A Sacramento attorney who defends employers said he believes that PAGA “creates more problems than it solves."
"The lawsuits I am defending are of very technical of nature and minor details about paperwork or process that are damaging small businesses that are paying large settlements," said Chuck Post, chairman of Labor and Employment for Weintraub & Tobin.
For example, he said that minor details forming the basis of a lawsuit are often wage statements, or paychecks.
Post added that any discrepancy including an address mistake in the parent company's printed headquarters or any other typographical error can result in a PAGA lawsuit from a current or former employee.
- Assembly Bill 2461 would limit PAGA lawsuits to violations of meal, rest, rest recovery periods, overtime or overtime pay and meal breaks after five and 10 hours. These are violations that directly affect the employee's welfare and do not jeopardize the financial future of a small business or corporation all over small technicalities, many of which are printing errors.
"The idea is to limit scope to show harm," Grove said.

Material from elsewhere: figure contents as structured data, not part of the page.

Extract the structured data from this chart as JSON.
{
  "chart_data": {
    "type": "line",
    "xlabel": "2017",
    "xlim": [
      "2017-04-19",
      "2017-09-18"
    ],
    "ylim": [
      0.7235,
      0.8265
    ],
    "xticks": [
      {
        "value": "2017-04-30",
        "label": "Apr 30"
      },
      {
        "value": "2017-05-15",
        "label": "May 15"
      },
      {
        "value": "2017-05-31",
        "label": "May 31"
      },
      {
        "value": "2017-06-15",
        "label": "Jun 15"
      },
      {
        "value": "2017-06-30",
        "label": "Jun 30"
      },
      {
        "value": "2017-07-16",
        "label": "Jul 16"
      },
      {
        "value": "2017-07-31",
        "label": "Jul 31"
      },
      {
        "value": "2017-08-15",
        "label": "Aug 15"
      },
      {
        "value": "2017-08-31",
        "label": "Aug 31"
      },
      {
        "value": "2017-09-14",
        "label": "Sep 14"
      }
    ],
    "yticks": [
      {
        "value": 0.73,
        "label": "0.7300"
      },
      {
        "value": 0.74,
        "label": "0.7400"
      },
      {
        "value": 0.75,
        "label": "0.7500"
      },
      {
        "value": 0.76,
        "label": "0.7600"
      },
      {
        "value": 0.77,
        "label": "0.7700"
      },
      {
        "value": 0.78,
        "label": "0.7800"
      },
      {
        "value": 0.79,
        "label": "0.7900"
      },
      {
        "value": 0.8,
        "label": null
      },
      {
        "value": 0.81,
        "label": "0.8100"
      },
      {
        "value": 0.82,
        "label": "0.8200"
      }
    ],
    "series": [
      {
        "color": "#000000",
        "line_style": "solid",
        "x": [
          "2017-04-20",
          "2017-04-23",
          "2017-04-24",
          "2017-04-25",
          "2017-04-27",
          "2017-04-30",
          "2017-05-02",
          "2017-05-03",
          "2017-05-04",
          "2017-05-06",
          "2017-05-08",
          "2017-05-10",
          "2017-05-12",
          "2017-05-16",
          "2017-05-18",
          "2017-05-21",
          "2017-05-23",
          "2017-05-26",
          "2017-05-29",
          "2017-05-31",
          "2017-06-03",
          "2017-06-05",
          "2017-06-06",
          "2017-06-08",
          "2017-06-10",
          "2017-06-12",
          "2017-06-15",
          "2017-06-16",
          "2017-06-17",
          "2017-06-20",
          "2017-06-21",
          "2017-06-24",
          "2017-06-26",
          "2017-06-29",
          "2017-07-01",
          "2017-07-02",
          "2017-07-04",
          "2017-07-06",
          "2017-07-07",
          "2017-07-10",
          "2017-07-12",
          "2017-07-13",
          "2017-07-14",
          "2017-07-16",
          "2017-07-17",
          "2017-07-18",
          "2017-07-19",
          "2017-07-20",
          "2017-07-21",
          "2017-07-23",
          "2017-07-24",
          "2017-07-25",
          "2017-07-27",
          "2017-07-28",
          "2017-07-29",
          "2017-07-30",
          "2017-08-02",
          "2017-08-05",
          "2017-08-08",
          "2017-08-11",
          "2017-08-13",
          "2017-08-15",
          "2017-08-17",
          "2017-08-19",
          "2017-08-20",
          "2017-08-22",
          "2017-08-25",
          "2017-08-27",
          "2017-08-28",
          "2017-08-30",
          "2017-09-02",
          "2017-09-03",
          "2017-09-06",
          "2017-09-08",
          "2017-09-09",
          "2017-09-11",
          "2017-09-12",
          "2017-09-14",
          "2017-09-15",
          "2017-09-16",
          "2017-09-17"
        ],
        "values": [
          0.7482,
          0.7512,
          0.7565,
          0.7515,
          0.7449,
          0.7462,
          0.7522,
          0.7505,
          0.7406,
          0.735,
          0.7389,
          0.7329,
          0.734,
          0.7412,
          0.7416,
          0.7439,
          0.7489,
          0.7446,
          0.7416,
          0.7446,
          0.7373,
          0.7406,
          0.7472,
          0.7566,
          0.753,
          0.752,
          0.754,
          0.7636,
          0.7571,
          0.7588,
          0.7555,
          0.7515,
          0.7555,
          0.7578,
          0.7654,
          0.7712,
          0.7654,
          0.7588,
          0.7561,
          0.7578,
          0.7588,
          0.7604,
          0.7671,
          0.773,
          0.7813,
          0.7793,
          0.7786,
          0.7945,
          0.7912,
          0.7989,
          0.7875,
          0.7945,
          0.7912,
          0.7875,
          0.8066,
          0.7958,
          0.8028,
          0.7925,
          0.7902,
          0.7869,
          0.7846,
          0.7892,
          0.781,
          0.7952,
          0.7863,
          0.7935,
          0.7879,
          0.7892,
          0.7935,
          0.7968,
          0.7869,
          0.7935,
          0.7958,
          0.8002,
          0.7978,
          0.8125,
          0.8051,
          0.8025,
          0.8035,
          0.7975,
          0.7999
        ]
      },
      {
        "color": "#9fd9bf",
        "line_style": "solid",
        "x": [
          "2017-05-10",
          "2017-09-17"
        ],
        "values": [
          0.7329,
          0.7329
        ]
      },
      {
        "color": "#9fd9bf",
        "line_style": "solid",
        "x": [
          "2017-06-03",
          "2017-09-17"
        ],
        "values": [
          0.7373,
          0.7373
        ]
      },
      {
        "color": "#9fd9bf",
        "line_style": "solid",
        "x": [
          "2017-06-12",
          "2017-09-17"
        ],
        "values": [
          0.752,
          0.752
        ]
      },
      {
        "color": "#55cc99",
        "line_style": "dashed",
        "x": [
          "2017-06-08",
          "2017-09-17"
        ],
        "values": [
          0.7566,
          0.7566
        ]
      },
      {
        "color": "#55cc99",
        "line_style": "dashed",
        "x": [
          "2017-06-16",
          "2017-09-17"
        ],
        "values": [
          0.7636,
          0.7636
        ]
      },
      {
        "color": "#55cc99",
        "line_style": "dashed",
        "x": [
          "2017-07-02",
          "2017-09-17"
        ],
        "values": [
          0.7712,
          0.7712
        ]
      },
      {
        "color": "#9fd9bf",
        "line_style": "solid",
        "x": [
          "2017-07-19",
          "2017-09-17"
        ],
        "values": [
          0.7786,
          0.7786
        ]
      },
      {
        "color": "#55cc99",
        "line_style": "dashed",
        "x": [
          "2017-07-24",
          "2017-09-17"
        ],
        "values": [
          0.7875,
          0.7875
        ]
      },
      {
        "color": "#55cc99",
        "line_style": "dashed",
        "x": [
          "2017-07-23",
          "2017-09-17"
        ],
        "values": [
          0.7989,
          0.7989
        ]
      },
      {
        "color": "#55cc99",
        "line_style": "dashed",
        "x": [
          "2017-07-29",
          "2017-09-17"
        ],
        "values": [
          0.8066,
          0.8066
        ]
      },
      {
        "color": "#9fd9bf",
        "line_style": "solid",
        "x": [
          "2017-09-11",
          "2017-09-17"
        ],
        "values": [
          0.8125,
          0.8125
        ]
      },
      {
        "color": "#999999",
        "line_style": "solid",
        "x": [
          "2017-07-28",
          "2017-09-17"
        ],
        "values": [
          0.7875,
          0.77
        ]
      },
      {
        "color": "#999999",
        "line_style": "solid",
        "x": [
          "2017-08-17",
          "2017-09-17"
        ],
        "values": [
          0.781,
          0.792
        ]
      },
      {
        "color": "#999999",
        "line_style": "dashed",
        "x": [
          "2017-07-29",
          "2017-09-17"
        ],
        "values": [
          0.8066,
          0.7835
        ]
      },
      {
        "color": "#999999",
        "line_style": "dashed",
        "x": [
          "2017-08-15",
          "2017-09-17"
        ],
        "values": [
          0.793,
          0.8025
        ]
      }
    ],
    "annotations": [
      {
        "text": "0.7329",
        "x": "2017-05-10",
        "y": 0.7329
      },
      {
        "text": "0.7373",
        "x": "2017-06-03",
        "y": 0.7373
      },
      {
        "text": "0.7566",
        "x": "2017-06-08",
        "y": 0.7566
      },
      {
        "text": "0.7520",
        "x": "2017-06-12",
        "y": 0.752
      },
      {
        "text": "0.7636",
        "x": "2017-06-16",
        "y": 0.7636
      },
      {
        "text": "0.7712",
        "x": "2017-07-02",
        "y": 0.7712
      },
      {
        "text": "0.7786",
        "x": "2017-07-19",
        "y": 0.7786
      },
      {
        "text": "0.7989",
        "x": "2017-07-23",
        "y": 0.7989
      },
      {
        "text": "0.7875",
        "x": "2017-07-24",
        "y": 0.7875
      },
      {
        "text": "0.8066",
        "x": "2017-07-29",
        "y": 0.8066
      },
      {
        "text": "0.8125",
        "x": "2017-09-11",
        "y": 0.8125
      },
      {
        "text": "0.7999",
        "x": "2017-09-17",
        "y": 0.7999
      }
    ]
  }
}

- Assembly Bill 2462 would allow the business owner or corporation the right to cure any violation of the labor code before the employee can bring a civil action. The time for adjustments can save businesses thousands and even millions of dollars over minor violations.
"This time period is definitely needed to adjust to a law that has really gotten out of control," Stone said. "We fully support this bill because it addresses a longtime problem that needs to be addressed."
- Assembly Bill 2463 would cap the penalty of a violation at $1,000 per violated employee. Currently, violations can have penalties of up to $100 and $200 per employee per pay period, which can multiply fast and cost employers six figures or even over a million dollars at a quick rate.
"Employees are not getting the money from these judgments the lawyers are the beneficiaries," Grove said. "Then you end up with scenarios like 1,000 employees splitting $250,000."
- The final assembly bill, may have the most reach and influence. Assembly Bill 2464 would authorize a court to dismiss an action if, after notice and hearing, the court finds that the aggrieved employee suffered no appreciable physical or economic harm.
This bill would address the constant problem of businesses being targeted by employees over misprints and typographical errors on their paychecks, paystubs or direct deposit forms, Grove said. Combined with Assembly Bill 2463, it would eliminate the practice of a misprint or typographical error being multiplied over hundreds or thousands of employees over multiple pay periods costing a business millions of dollars in litigation payment over no real reason.
"Nobody wants employees under abuse or employers to get away with things," Grove said. "I believe that everyone should work in good faith to eliminate these frivolous lawsuits."
Attorney Post agrees that PAGA as it is currently constructed does not exhibit the necessary efficiencies that it was intended to have when it was implemented as law.
"The penalty and cost of defending the lawsuit is catastrophic to many business owners," he said. "The unimportant parts of this law really need to be identified and changed."
Discussion of PAGA laws on Wednesday and identification of the issue by Gov. Jerry Brown gives Grove hope that the efficiencies could be cleaned up and implemented in the second half of 2016.
"This could drastically reduce someone getting fired and running to a lawyer for no reason," Stone added. "And that benefits all Californians."